Szczerze współczuję.
3 kwietnia 2015, 12:48
Ja "siedzę" w domu już 7 lat. Starszy syn chodzi do przedszkola, młodszy jest jeszcze pod moją opieką w domu. Obowiązki mojego męża poza praca zawodową to robienie sobie posiłków oprócz obiadów, wynoszenie śmieci, czasem odkurzanie, odprowadzanie i przyprowadzanie starszego dziecka do/z przedszkola, dbanie o swoje ciuchy treningowe (sam pierze), robienie zakupów spożywczych (ja robię listę), obrządek wieczorny starszego syna czyli zrobienie mu kolacji, pomoc w kąpieli, przypilnowanie żeby umył zęby, czytanie bajki, odprowadzenie do łóżka. No i wiadomo - sprzątanie po sobie, typu umycie kubka po kawie jak cała kuchnia jest wysprzątana, a nie postawienie go obok zlewu.

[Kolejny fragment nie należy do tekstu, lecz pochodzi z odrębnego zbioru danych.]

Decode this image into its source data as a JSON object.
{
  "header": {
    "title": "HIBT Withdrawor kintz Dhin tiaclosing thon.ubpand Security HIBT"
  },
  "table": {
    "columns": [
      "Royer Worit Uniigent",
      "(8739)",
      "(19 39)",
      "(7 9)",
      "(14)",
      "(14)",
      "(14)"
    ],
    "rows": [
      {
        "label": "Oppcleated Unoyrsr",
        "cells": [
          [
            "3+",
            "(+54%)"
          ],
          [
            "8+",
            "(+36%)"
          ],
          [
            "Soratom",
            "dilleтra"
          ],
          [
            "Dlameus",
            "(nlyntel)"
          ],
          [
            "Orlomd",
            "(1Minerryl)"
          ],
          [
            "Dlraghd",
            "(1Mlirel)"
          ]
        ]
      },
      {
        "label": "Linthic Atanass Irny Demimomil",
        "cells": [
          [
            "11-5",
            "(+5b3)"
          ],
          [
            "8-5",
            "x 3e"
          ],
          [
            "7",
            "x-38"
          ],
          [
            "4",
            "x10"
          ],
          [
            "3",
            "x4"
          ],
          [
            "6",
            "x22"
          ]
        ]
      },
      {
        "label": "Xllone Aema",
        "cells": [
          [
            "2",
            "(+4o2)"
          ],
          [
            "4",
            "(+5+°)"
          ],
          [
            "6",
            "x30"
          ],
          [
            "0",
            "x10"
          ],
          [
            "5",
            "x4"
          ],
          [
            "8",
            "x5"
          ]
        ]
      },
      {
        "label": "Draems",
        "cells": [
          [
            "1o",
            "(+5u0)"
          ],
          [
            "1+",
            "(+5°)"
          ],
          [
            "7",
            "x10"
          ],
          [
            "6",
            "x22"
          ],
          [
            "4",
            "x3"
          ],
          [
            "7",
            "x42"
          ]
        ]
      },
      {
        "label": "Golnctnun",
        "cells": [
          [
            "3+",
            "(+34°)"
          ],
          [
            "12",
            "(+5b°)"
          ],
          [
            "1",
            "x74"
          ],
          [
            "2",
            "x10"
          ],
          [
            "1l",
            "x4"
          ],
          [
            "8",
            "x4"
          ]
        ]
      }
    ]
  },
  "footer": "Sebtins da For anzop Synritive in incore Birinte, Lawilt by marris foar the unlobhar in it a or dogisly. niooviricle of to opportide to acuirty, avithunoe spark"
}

Oczywiście te czynności to nie są na mur beton tylko jego, 2-3 razy w tygodniu ma wieczorem trening, wtedy ja ogarniam całą wieczorna krzątaninę przy dzieciakach, a czasem to ja wychodzę przed porą kolacyjno-kąpielową i on dzieciaki sam ogarnia.
W weekend w jeden dzień ja rano wstaję jak dzieci wstaną, a on śpi dalej, a w kolejny dzień na odwrót.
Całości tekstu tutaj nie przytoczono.